Türkiye'de düne kadar çevreyi korumakla ilgili hangi mevzuat geçerliyse
bugün de o mevzuat geçerli. TCK yürürlüğe girdikten sonra da geçerli
kalmaya devam edecek.
Bu mevzuat, yetersizlikleri bakımından çokça eleştirilen ve belki son on
yıldır o yetersizliklerinin tamamlanmaya çalışıldığı bir mevzuat. Belki
de, Türkiye'de çevre korumadaki yetersizliğin en çok açığa çıktığı
nokta, Çevre Müsteşarlığı'nın eleman, araç-gereç ve bütçesindeki
yetersizlik.
Bunu bence mevcut mevzuatın getirdiği yaptırımların yetersizliği
izliyor.
Şimdi bu şartlar geçerliyken ve ülkede çevre korumak için yapılan yatırımlar
'lüks' olarak görülürken, arıtma tesisine sahip olmadığı ve düzenli
çöp depolama alanları bulunmadığı için belediye başkanlarını hapse
atmak ne derece adil bir uygulama acaba?
Bir 'suç' yeterince büyük kalabalıklar tarafından işlenecek olursa 'suç'
olmaktan çıkar.

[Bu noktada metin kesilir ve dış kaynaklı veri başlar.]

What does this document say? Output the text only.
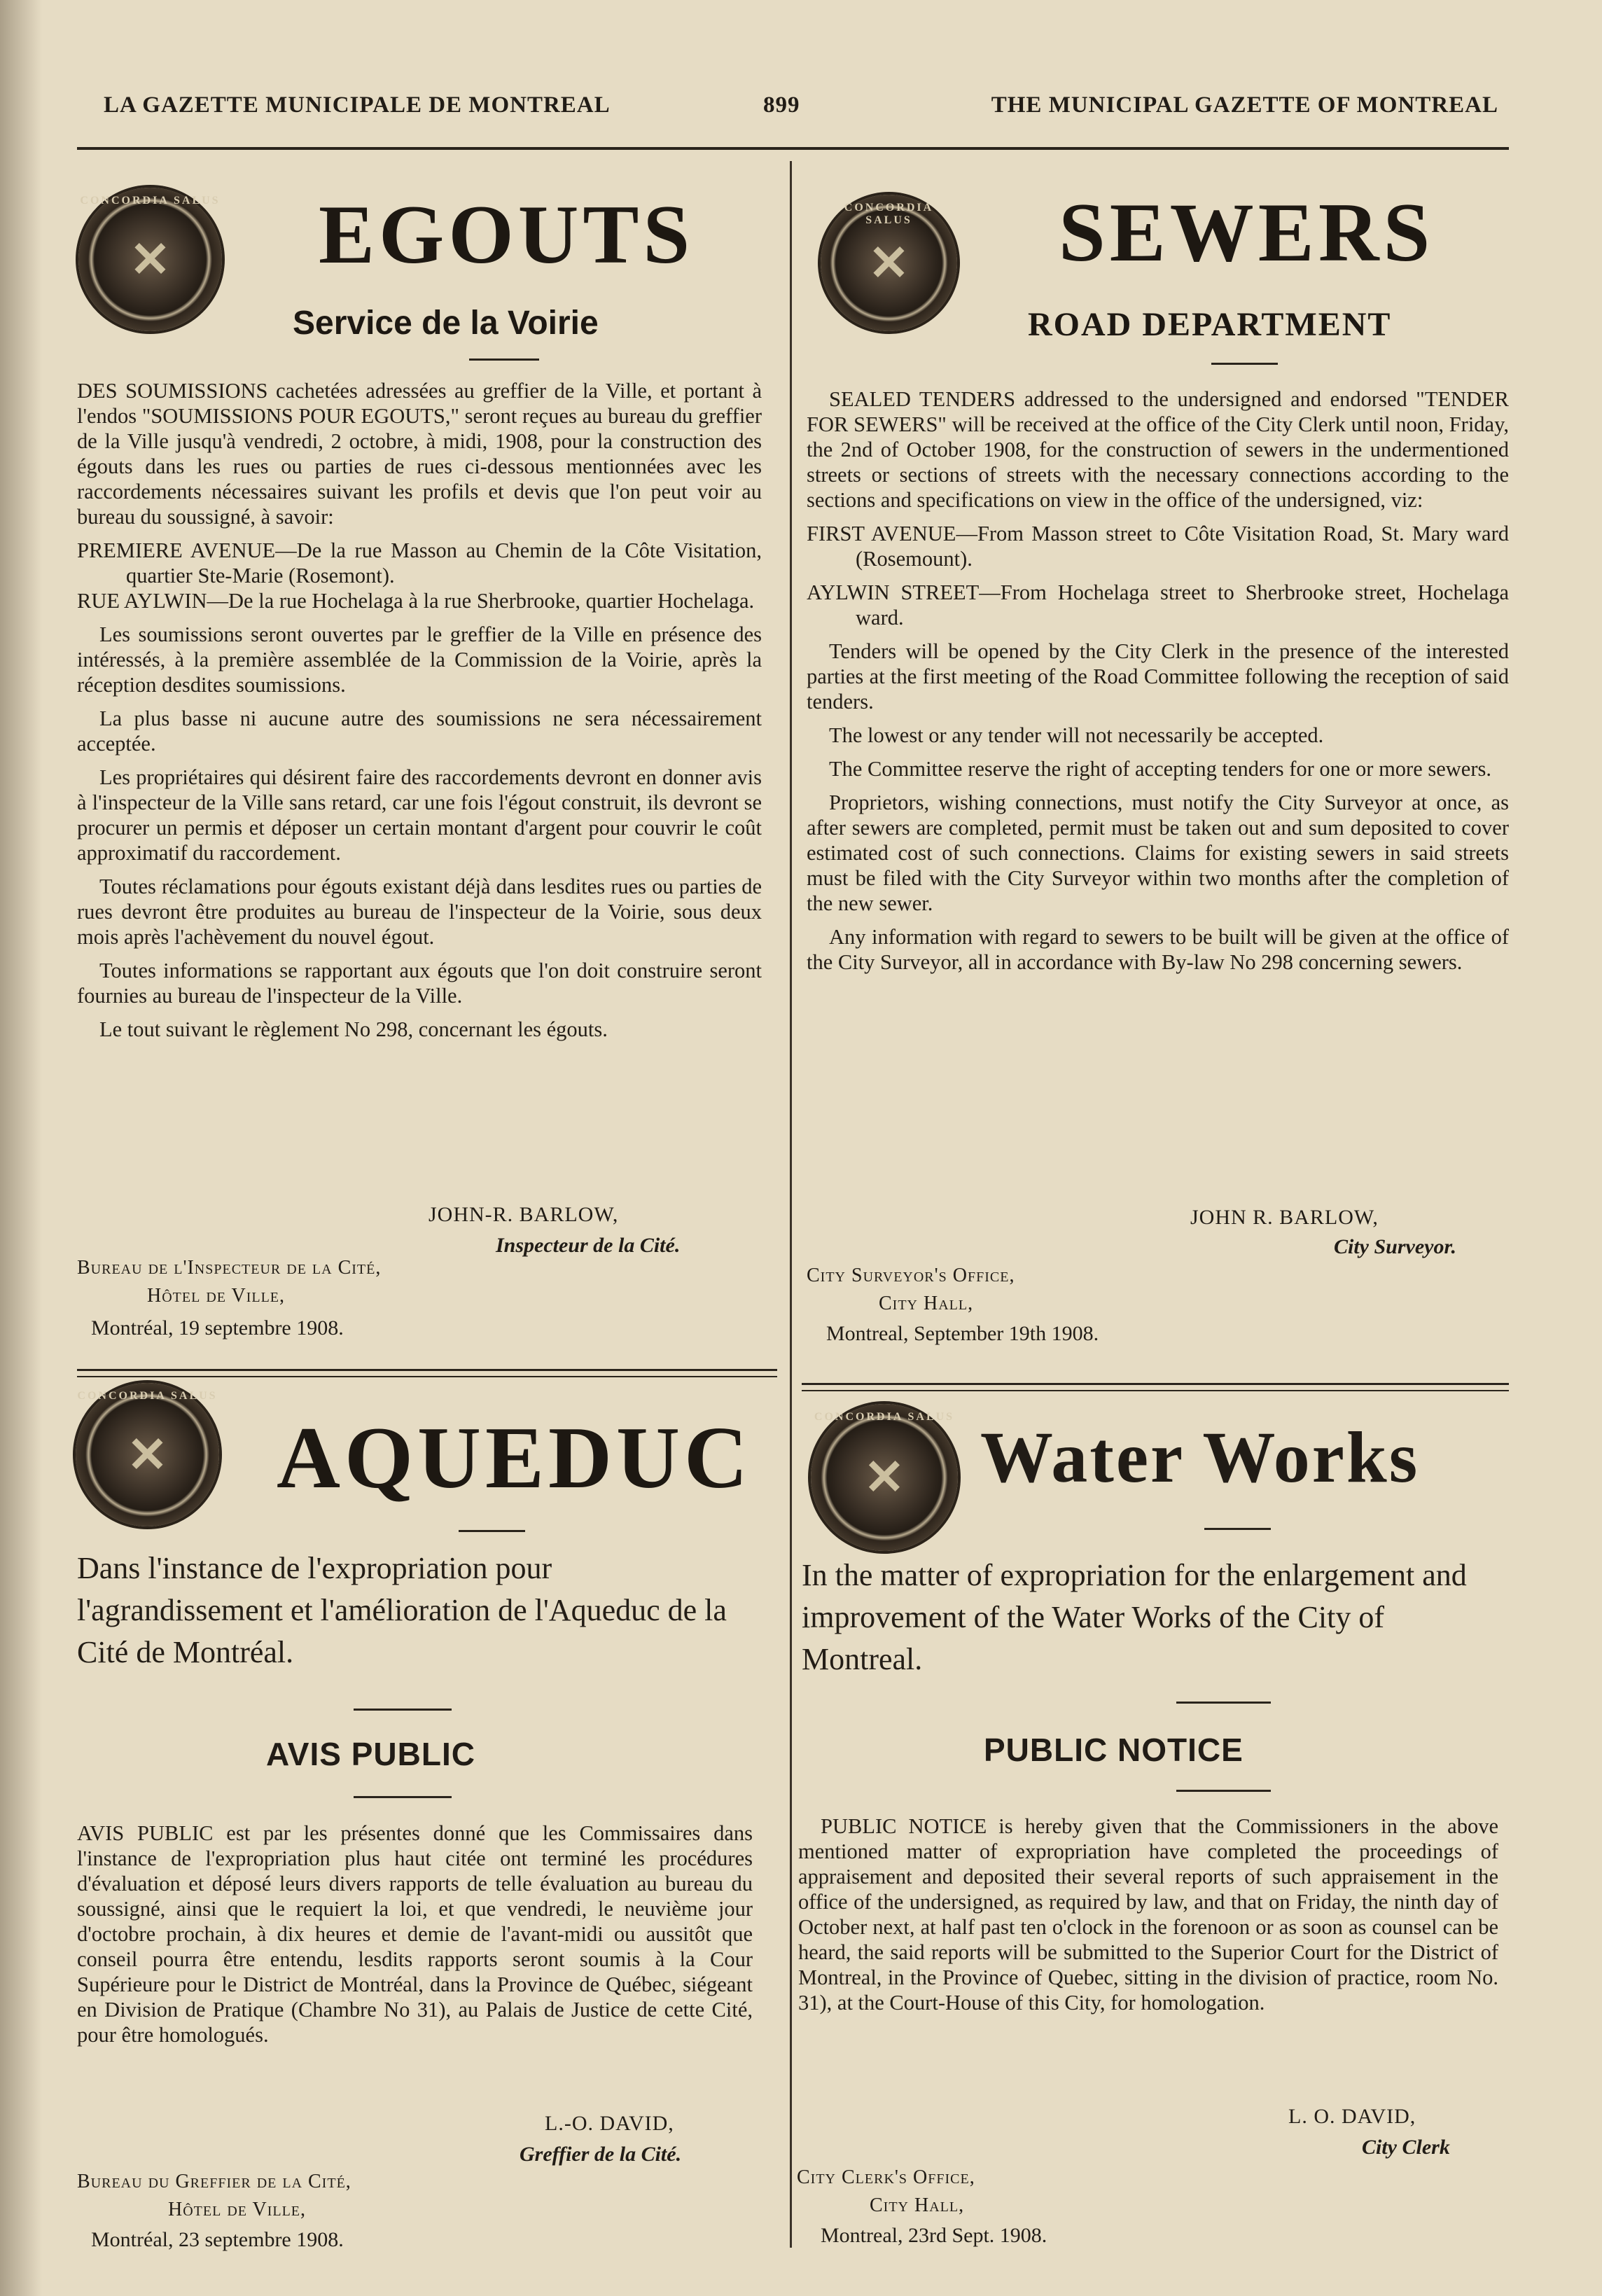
LA GAZETTE MUNICIPALE DE MONTREAL	899	THE MUNICIPAL GAZETTE OF MONTREAL
CONCORDIA SALUS
✕ EGOUTS
Service de la Voirie

DES SOUMISSIONS cachetées adressées au greffier de la Ville, et portant à l'endos "SOUMISSIONS POUR EGOUTS," seront reçues au bureau du greffier de la Ville jusqu'à vendredi, 2 octobre, à midi, 1908, pour la construction des égouts dans les rues ou parties de rues ci-dessous mentionnées avec les raccordements nécessaires suivant les profils et devis que l'on peut voir au bureau du soussigné, à savoir:

PREMIERE AVENUE—De la rue Masson au Chemin de la Côte Visitation, quartier Ste-Marie (Rosemont).

RUE AYLWIN—De la rue Hochelaga à la rue Sherbrooke, quartier Hochelaga.

Les soumissions seront ouvertes par le greffier de la Ville en présence des intéressés, à la première assemblée de la Commission de la Voirie, après la réception desdites soumissions.

La plus basse ni aucune autre des soumissions ne sera nécessairement acceptée.

Les propriétaires qui désirent faire des raccordements devront en donner avis à l'inspecteur de la Ville sans retard, car une fois l'égout construit, ils devront se procurer un permis et déposer un certain montant d'argent pour couvrir le coût approximatif du raccordement.

Toutes réclamations pour égouts existant déjà dans lesdites rues ou parties de rues devront être produites au bureau de l'inspecteur de la Voirie, sous deux mois après l'achèvement du nouvel égout.

Toutes informations se rapportant aux égouts que l'on doit construire seront fournies au bureau de l'inspecteur de la Ville.

Le tout suivant le règlement No 298, concernant les égouts.

JOHN-R. BARLOW,
Inspecteur de la Cité.
Bureau de l'Inspecteur de la Cité,
Hôtel de Ville,
Montréal, 19 septembre 1908.
CONCORDIA SALUS
✕ SEWERS
ROAD DEPARTMENT

SEALED TENDERS addressed to the undersigned and endorsed "TENDER FOR SEWERS" will be received at the office of the City Clerk until noon, Friday, the 2nd of October 1908, for the construction of sewers in the undermentioned streets or sections of streets with the necessary connections according to the sections and specifications on view in the office of the undersigned, viz:

FIRST AVENUE—From Masson street to Côte Visitation Road, St. Mary ward (Rosemount).

AYLWIN STREET—From Hochelaga street to Sherbrooke street, Hochelaga ward.

Tenders will be opened by the City Clerk in the presence of the interested parties at the first meeting of the Road Committee following the reception of said tenders.

The lowest or any tender will not necessarily be accepted.

The Committee reserve the right of accepting tenders for one or more sewers.

Proprietors, wishing connections, must notify the City Surveyor at once, as after sewers are completed, permit must be taken out and sum deposited to cover estimated cost of such connections. Claims for existing sewers in said streets must be filed with the City Surveyor within two months after the completion of the new sewer.

Any information with regard to sewers to be built will be given at the office of the City Surveyor, all in accordance with By-law No 298 concerning sewers.

JOHN R. BARLOW,
City Surveyor.
City Surveyor's Office,
City Hall,
Montreal, September 19th 1908.
CONCORDIA SALUS
✕ AQUEDUC
Dans l'instance de l'expropriation pour l'agrandissement et l'amélioration de l'Aqueduc de la Cité de Montréal.
AVIS PUBLIC

AVIS PUBLIC est par les présentes donné que les Commissaires dans l'instance de l'expropriation plus haut citée ont terminé les procédures d'évaluation et déposé leurs divers rapports de telle évaluation au bureau du soussigné, ainsi que le requiert la loi, et que vendredi, le neuvième jour d'octobre prochain, à dix heures et demie de l'avant-midi ou aussitôt que conseil pourra être entendu, lesdits rapports seront soumis à la Cour Supérieure pour le District de Montréal, dans la Province de Québec, siégeant en Division de Pratique (Chambre No 31), au Palais de Justice de cette Cité, pour être homologués.

L.-O. DAVID,
Greffier de la Cité.
Bureau du Greffier de la Cité,
Hôtel de Ville,
Montréal, 23 septembre 1908.
CONCORDIA SALUS
✕ Water Works
In the matter of expropriation for the enlargement and improvement of the Water Works of the City of Montreal.
PUBLIC NOTICE

PUBLIC NOTICE is hereby given that the Commissioners in the above mentioned matter of expropriation have completed the proceedings of appraisement and deposited their several reports of such appraisement in the office of the undersigned, as required by law, and that on Friday, the ninth day of October next, at half past ten o'clock in the forenoon or as soon as counsel can be heard, the said reports will be submitted to the Superior Court for the District of Montreal, in the Province of Quebec, sitting in the division of practice, room No. 31), at the Court-House of this City, for homologation.

L. O. DAVID,
City Clerk
City Clerk's Office,
City Hall,
Montreal, 23rd Sept. 1908.
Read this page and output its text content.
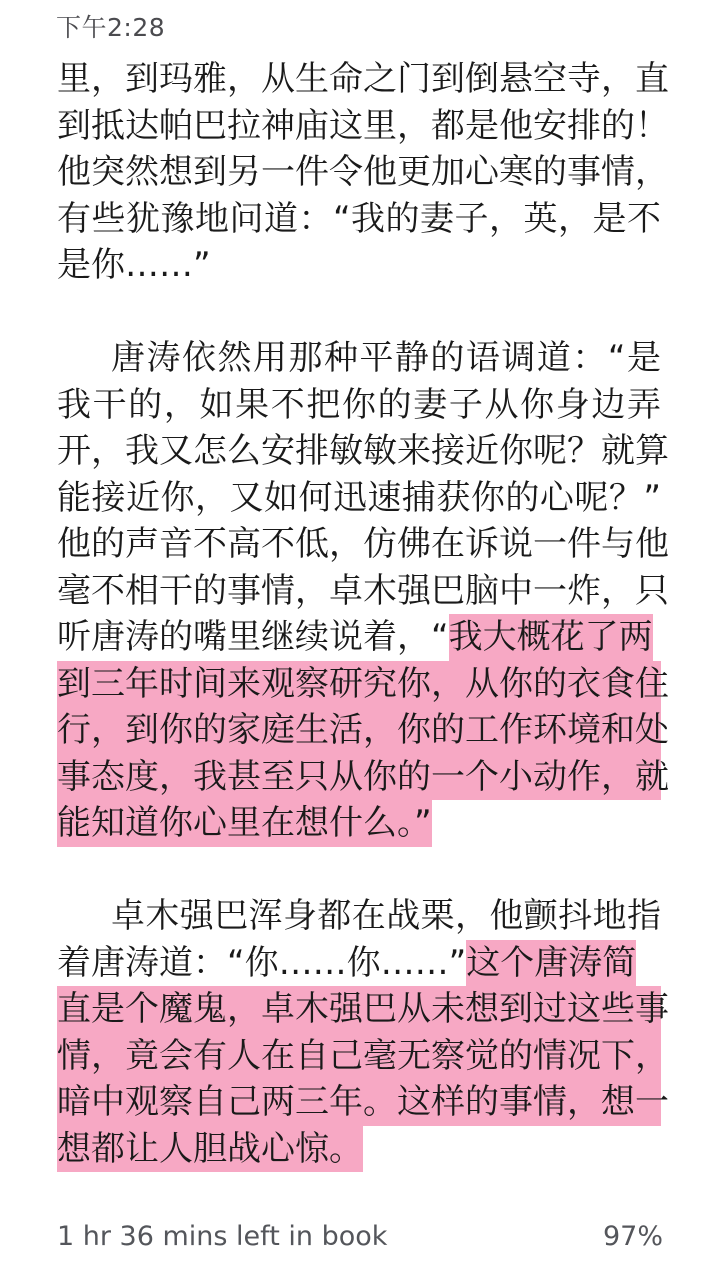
下午2:28
里，到玛雅，从生命之门到倒悬空寺，直
到抵达帕巴拉神庙这里，都是他安排的！
他突然想到另一件令他更加心寒的事情，
有些犹豫地问道：“我的妻子，英，是不
是你……”
唐涛依然用那种平静的语调道：“是
我干的，如果不把你的妻子从你身边弄
开，我又怎么安排敏敏来接近你呢？就算
能接近你，又如何迅速捕获你的心呢？”
他的声音不高不低，仿佛在诉说一件与他
毫不相干的事情，卓木强巴脑中一炸，只
听唐涛的嘴里继续说着，“我大概花了两
到三年时间来观察研究你，从你的衣食住
行，到你的家庭生活，你的工作环境和处
事态度，我甚至只从你的一个小动作，就
能知道你心里在想什么。”
卓木强巴浑身都在战栗，他颤抖地指
着唐涛道：“你……你……”这个唐涛简
直是个魔鬼，卓木强巴从未想到过这些事
情，竟会有人在自己毫无察觉的情况下，
暗中观察自己两三年。这样的事情，想一
想都让人胆战心惊。
1 hr 36 mins left in book	97%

Buna en güzel örnek gecekondular. Büyük kentlerimizin
etrafında milyonlarca insan Hazine arazilerini işgal edip buraya kurdukları
evlerde yaşıyorlar. Yaptıkları suç. Ama bu insanları hapse atmak ya da o
binaları yıkmak mümkün mü? Aynı durum belediye başkanları için de geçerli.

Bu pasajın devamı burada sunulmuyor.